Akademik Veri Yönetim Sistemi
Energy, cilt.197, 2020 (SCI-Expanded)
This paper deals with artificial neural network (ANN) modelling of a diesel engine using cottonseed methyl-ester (CME) to predict brake specific fuel consumption (BSFC), maximum in-cylinder pressure (CPmax) and exhaust emissions (CO, HC, and NOx). To acquire data for training-testing (75%–25%) of the proposed ANN, a single-cylinder diesel engine was fueled with different percentages of CME (B0, B10, B20 and B50) and then operated at different engine loads (2.5, 5, 7.5, and 10 Nm) and injection pressures (175, 190, 205, and 220 bar).
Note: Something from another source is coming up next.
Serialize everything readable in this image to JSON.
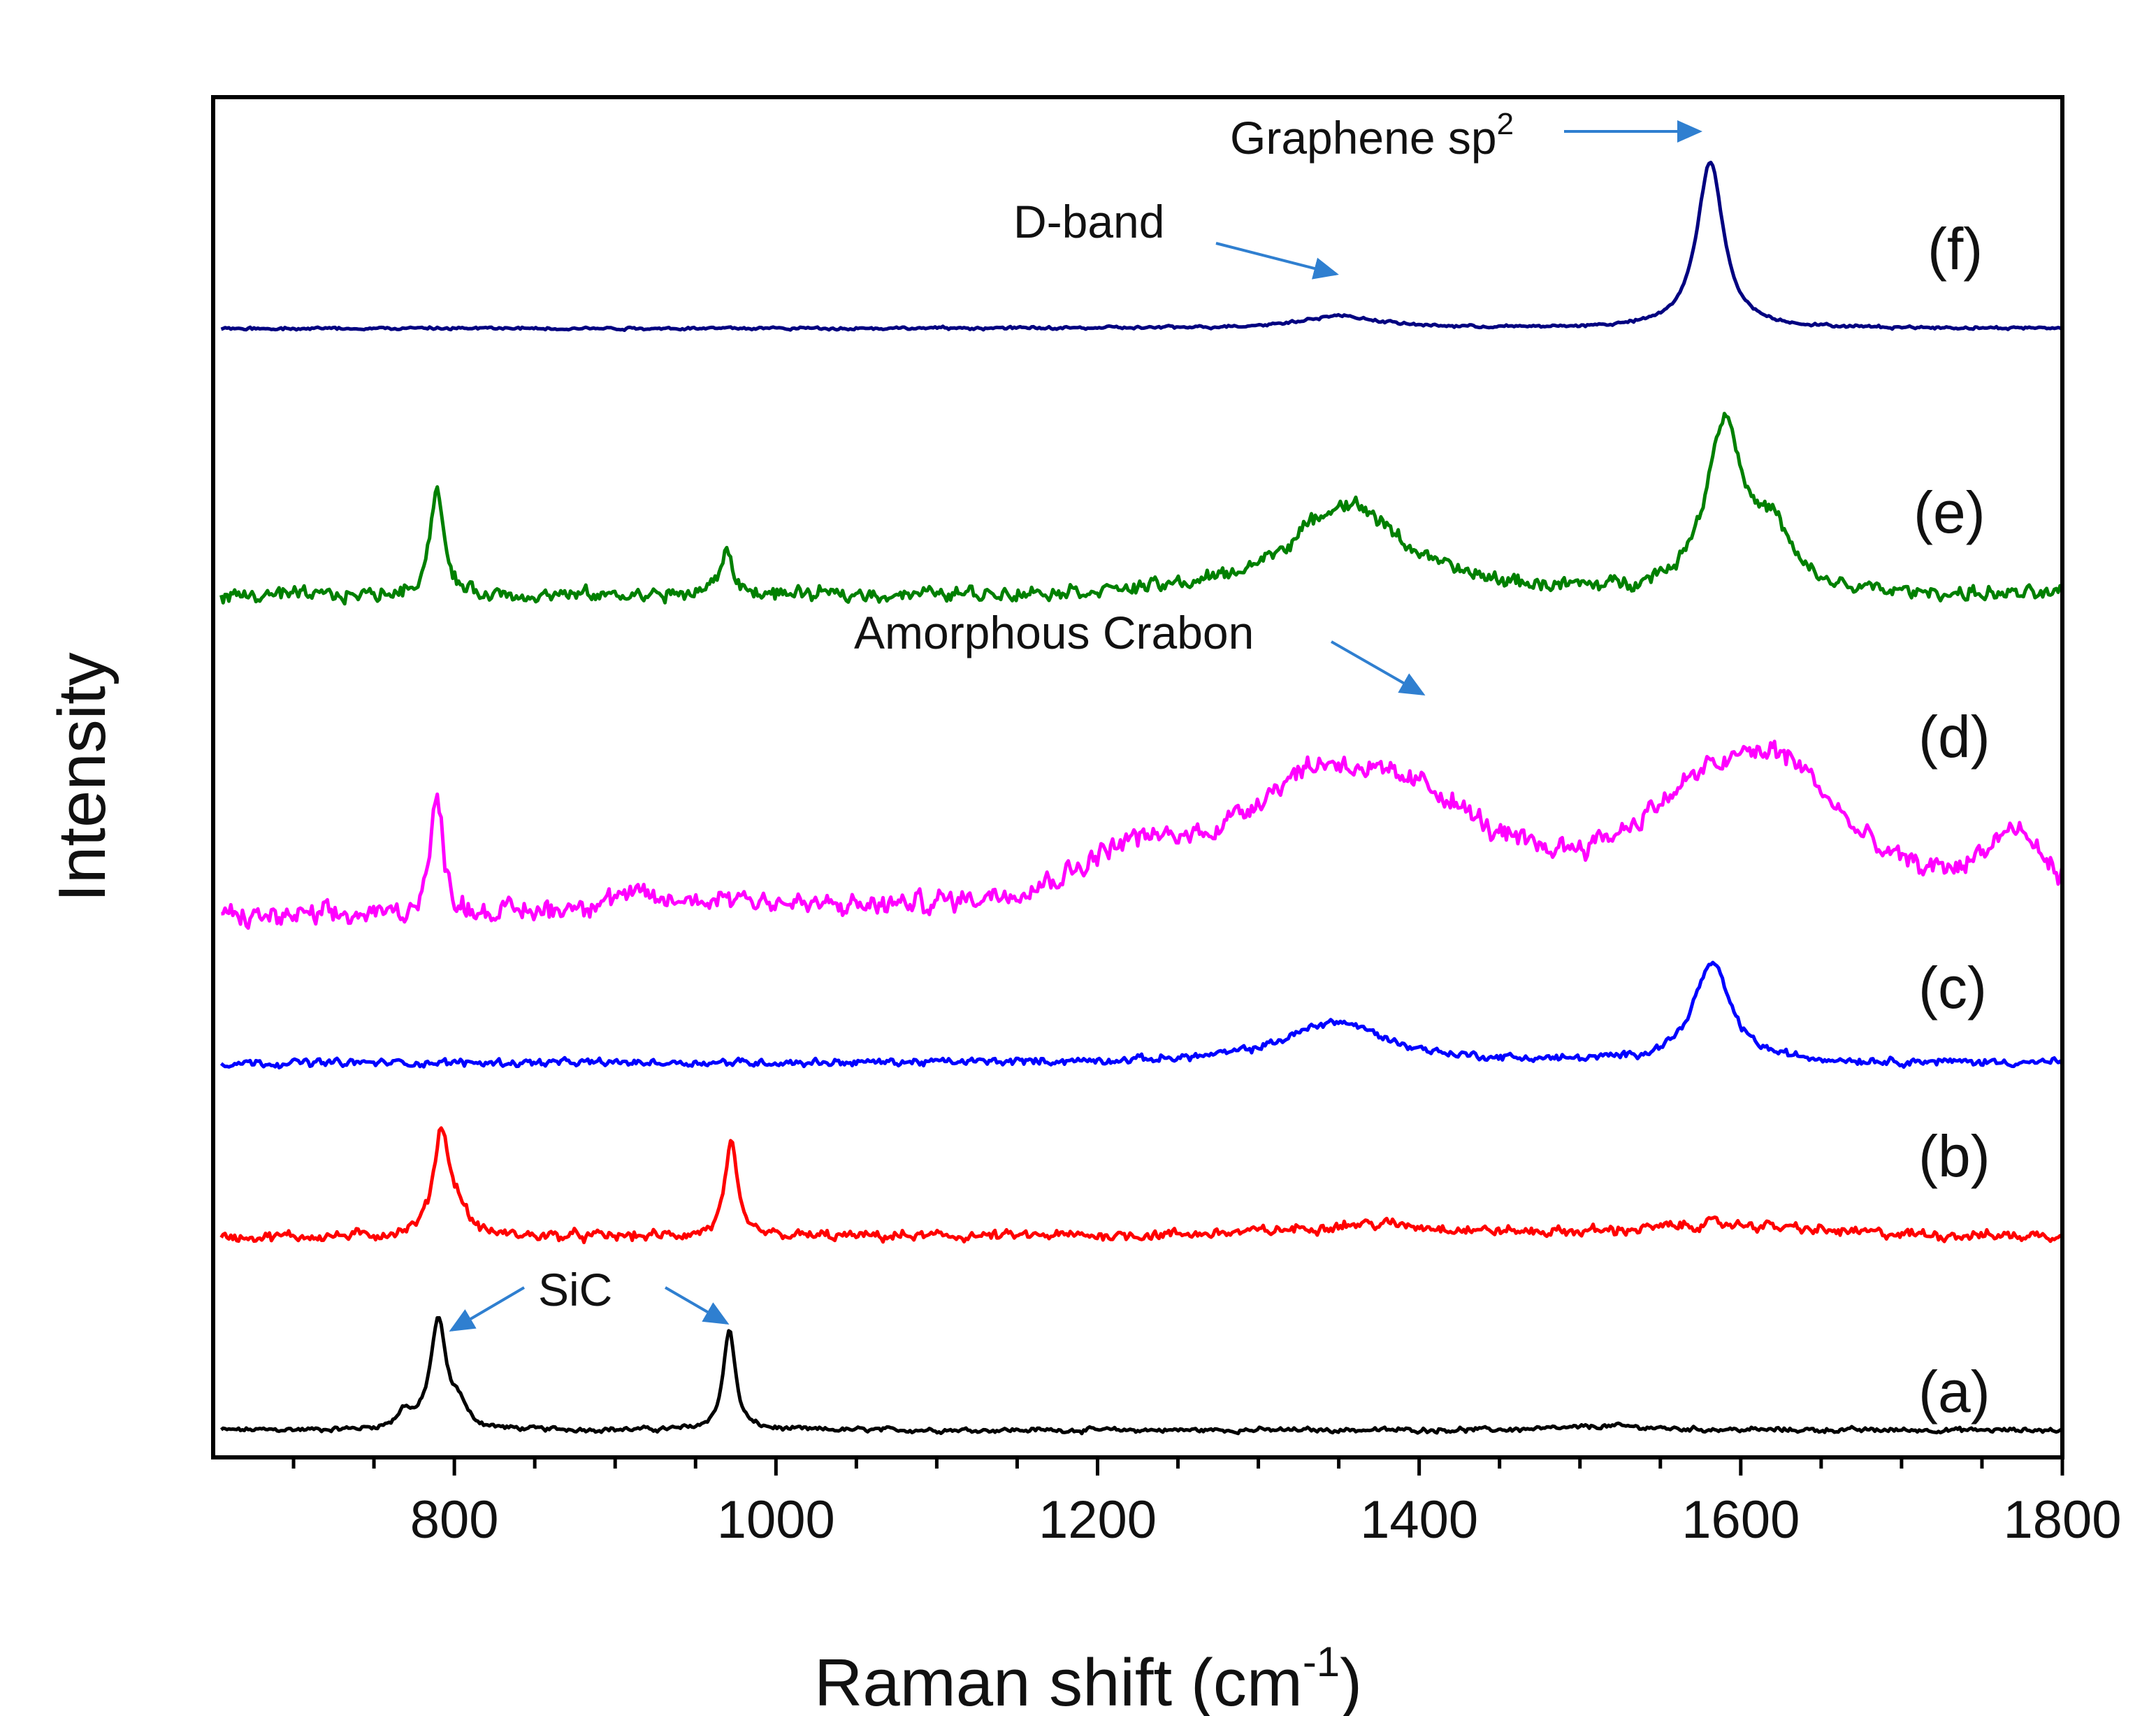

Depending on the increase of CME content in the CME-diesel blend, BSFC sharply increased due to the lower heating value of biodiesel. As the engine load increased, HC slightly increased. More oxygen atoms in biodiesel lead to reduce CO emissions owing to more complete combustion. In addition, NOx gradually increased due to high combustion temperature at high engine loads, particularly more for biodiesel-content fuels. Further, the lower cetane number of CME resulted in higher CPmax due to rapid combustion of accumulated fuel in the combustion chamber. On the other hand, three metrics of success, namely MEP, RMSE, R2, were discussed for evaluation the success of the developed ANN model in the study. In the result, the developed ANN model is able to predict CO, HC, NOx, CPmax, and BSFC quite well with R2 of 0.9902, 0.9990, 0.9999, 0.9979, and 0.9995, respectively. Moreover, each RMSE and MEP values for both training and testing set were less than 0.04 and 9%, respectively. In the conclusion, this paper is clearly reporting that ANN can be applied to accurately predict the engine performance, combustion and emissions of CI engines.